One of the great lies of our time is that raising taxes on the wealthy hurts job creation and undermines economic growth. There is absolutely no evidence anywhere in the world that this claim is true. In fact, all the evidence points to the exact opposite being true: When the wealthy are taxed fairly, jobs are created and economic growth is encouraged. Back in the 1950s and 1960s, for example, when the economy boomed and the middle-class expanded, the top bracket for high-income earners was 90 percent. Today, the top bracket is at 35 percent, but the top 1 percent are paying an effective tax rate of less than 30 percent.

In 1993, when President Clinton proposed raising taxes on the wealthiest Americans, he was roundly criticized by the corporate-controlled politicians on Capitol Hill and the Wall Street barons who always oppose higher taxes on the rich. They claimed the economy would suffer and jobs would be lost. Yet, when President Clinton won that tax increase, just the opposite happened. The nay-sayers were wrong. Job creation skyrocketed and we ushered in nearly a decade of strong economic growth.

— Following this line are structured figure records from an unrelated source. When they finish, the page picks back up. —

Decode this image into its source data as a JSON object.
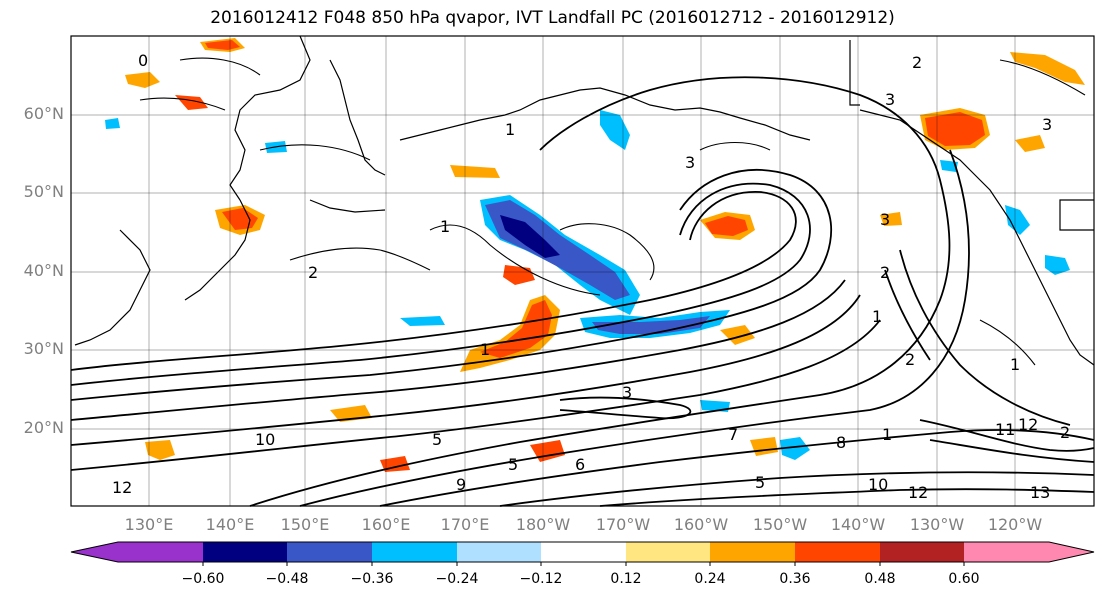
{
  "title": "2016012412 F048 850 hPa qvapor, IVT Landfall PC (2016012712 - 2016012912)",
  "lat_labels": [
    "60°N",
    "50°N",
    "40°N",
    "30°N",
    "20°N"
  ],
  "lon_labels": [
    "130°E",
    "140°E",
    "150°E",
    "160°E",
    "170°E",
    "180°W",
    "170°W",
    "160°W",
    "150°W",
    "140°W",
    "130°W",
    "120°W"
  ],
  "colorbar": {
    "colors": [
      "#9932cc",
      "#000080",
      "#3a57c8",
      "#00bfff",
      "#b0e0ff",
      "#ffffff",
      "#ffe680",
      "#ffa500",
      "#ff4500",
      "#b22222",
      "#ff88b0"
    ],
    "ticks": [
      "−0.60",
      "−0.48",
      "−0.36",
      "−0.24",
      "−0.12",
      "0.12",
      "0.24",
      "0.36",
      "0.48",
      "0.60"
    ]
  },
  "contour_labels": [
    "0",
    "1",
    "2",
    "3",
    "3",
    "1",
    "1",
    "2",
    "3",
    "2",
    "3",
    "2",
    "1",
    "1",
    "2",
    "3",
    "10",
    "12",
    "5",
    "9",
    "5",
    "8",
    "10",
    "12",
    "13",
    "11",
    "12",
    "7",
    "6",
    "5",
    "1"
  ]
}
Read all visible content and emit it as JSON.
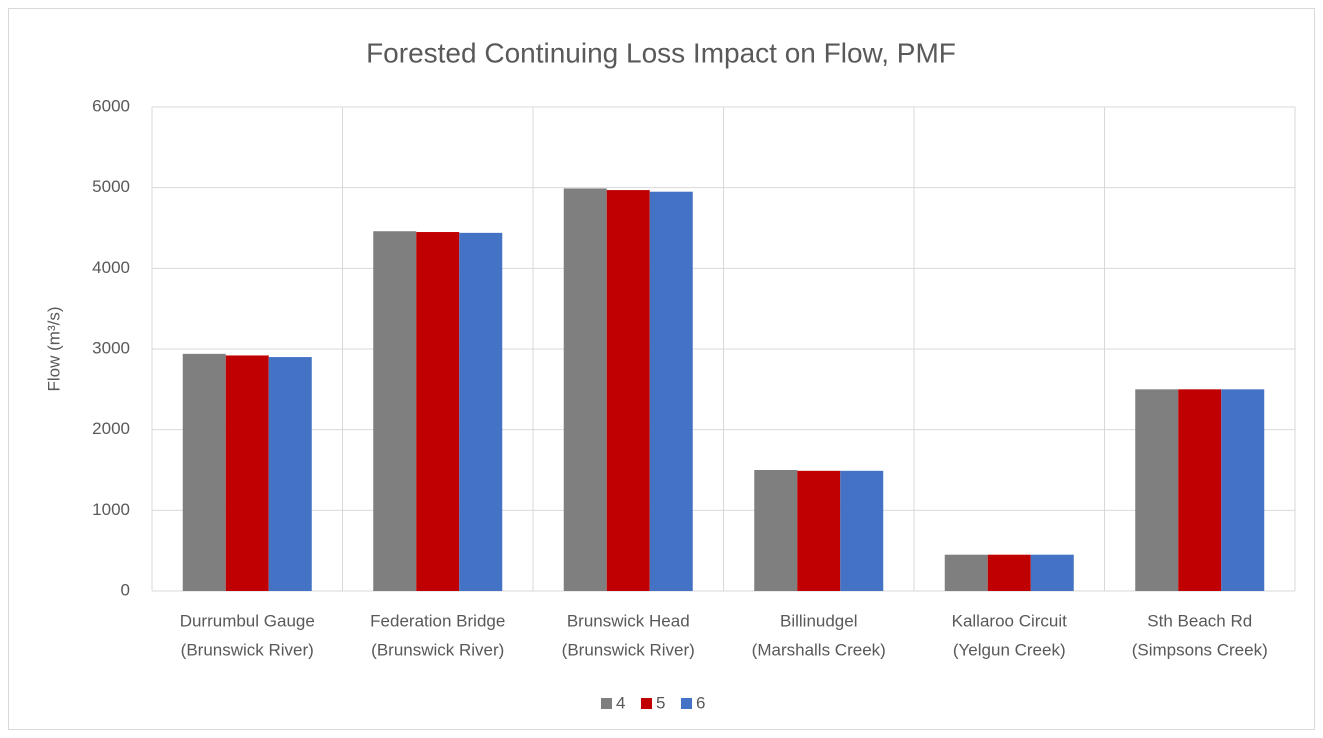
{
  "chart_data": {
    "type": "bar",
    "title": "Forested Continuing Loss Impact on Flow, PMF",
    "y_label": "Flow (m³/s)",
    "categories": [
      [
        "Durrumbul Gauge",
        "(Brunswick River)"
      ],
      [
        "Federation Bridge",
        "(Brunswick River)"
      ],
      [
        "Brunswick Head",
        "(Brunswick River)"
      ],
      [
        "Billinudgel",
        "(Marshalls Creek)"
      ],
      [
        "Kallaroo Circuit",
        "(Yelgun Creek)"
      ],
      [
        "Sth Beach Rd",
        "(Simpsons Creek)"
      ]
    ],
    "series": [
      {
        "name": "4",
        "color": "#7f7f7f",
        "values": [
          2940,
          4460,
          4990,
          1500,
          450,
          2500
        ]
      },
      {
        "name": "5",
        "color": "#c00000",
        "values": [
          2920,
          4450,
          4970,
          1490,
          450,
          2500
        ]
      },
      {
        "name": "6",
        "color": "#4472c4",
        "values": [
          2900,
          4440,
          4950,
          1490,
          450,
          2500
        ]
      }
    ],
    "ylim": [
      0,
      6000
    ],
    "yticks": [
      0,
      1000,
      2000,
      3000,
      4000,
      5000,
      6000
    ],
    "grid": true,
    "legend": "bottom"
  }
}
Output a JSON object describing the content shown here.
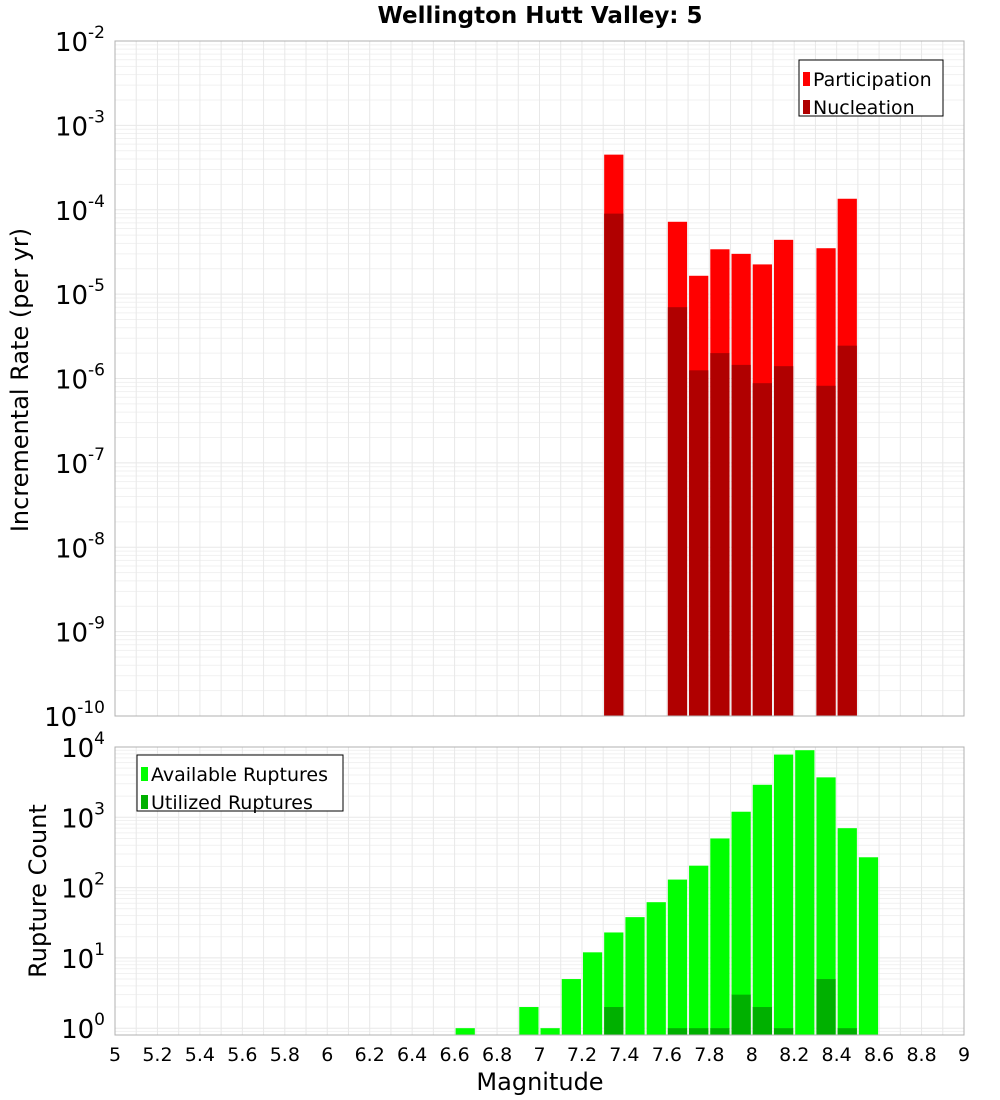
{
  "chart_data": [
    {
      "type": "bar",
      "title": "Wellington Hutt Valley: 5",
      "xlabel": "",
      "ylabel": "Incremental Rate (per yr)",
      "xlim": [
        5,
        9
      ],
      "ylim": [
        1e-10,
        0.01
      ],
      "yscale": "log",
      "ytick_exponents": [
        -10,
        -9,
        -8,
        -7,
        -6,
        -5,
        -4,
        -3,
        -2
      ],
      "bin_width": 0.1,
      "legend_position": "top-right",
      "colors": {
        "participation": "#ff0000",
        "nucleation": "#b00000"
      },
      "series": [
        {
          "name": "Participation",
          "x": [
            7.35,
            7.65,
            7.75,
            7.85,
            7.95,
            8.05,
            8.15,
            8.35,
            8.45
          ],
          "values": [
            0.00045,
            7.2e-05,
            1.65e-05,
            3.4e-05,
            3e-05,
            2.25e-05,
            4.4e-05,
            3.5e-05,
            0.000135
          ]
        },
        {
          "name": "Nucleation",
          "x": [
            7.35,
            7.65,
            7.75,
            7.85,
            7.95,
            8.05,
            8.15,
            8.35,
            8.45
          ],
          "values": [
            9e-05,
            7e-06,
            1.25e-06,
            2e-06,
            1.45e-06,
            8.8e-07,
            1.4e-06,
            8.2e-07,
            2.45e-06
          ]
        }
      ]
    },
    {
      "type": "bar",
      "title": "",
      "xlabel": "Magnitude",
      "ylabel": "Rupture Count",
      "xlim": [
        5,
        9
      ],
      "xticks": [
        "5",
        "5.2",
        "5.4",
        "5.6",
        "5.8",
        "6",
        "6.2",
        "6.4",
        "6.6",
        "6.8",
        "7",
        "7.2",
        "7.4",
        "7.6",
        "7.8",
        "8",
        "8.2",
        "8.4",
        "8.6",
        "8.8",
        "9"
      ],
      "ylim": [
        0.8,
        10000
      ],
      "yscale": "log",
      "ytick_exponents": [
        0,
        1,
        2,
        3,
        4
      ],
      "bin_width": 0.1,
      "legend_position": "top-left",
      "colors": {
        "available": "#00ff00",
        "utilized": "#00b000"
      },
      "series": [
        {
          "name": "Available Ruptures",
          "x": [
            6.65,
            6.95,
            7.05,
            7.15,
            7.25,
            7.35,
            7.45,
            7.55,
            7.65,
            7.75,
            7.85,
            7.95,
            8.05,
            8.15,
            8.25,
            8.35,
            8.45,
            8.55
          ],
          "values": [
            1,
            2,
            1,
            5,
            12,
            23,
            38,
            62,
            130,
            205,
            500,
            1200,
            2900,
            7800,
            9000,
            3700,
            700,
            270
          ]
        },
        {
          "name": "Utilized Ruptures",
          "x": [
            7.35,
            7.65,
            7.75,
            7.85,
            7.95,
            8.05,
            8.15,
            8.35,
            8.45
          ],
          "values": [
            2,
            1,
            1,
            1,
            3,
            2,
            1,
            5,
            1
          ]
        }
      ]
    }
  ]
}
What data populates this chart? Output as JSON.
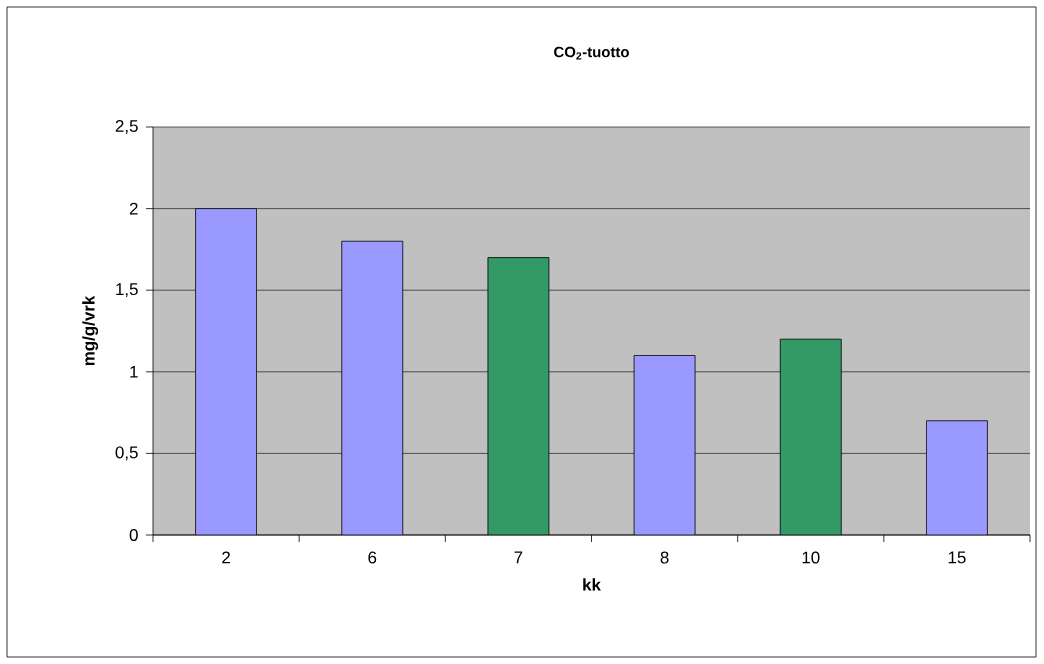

A dozen years ago, however, that growth came to a halt with Pres. George W. Bush’s program of tax cuts for the rich and the deregulation of Wall Street. Instead, we were left with the lowest job creation of any Presidency in modern times. There is a reason for this result: When the wealthy get massive tax cuts, they don’t spend the money. Neither do corporations. In fact, corporations are now sitting on more than $1 trillion in cash.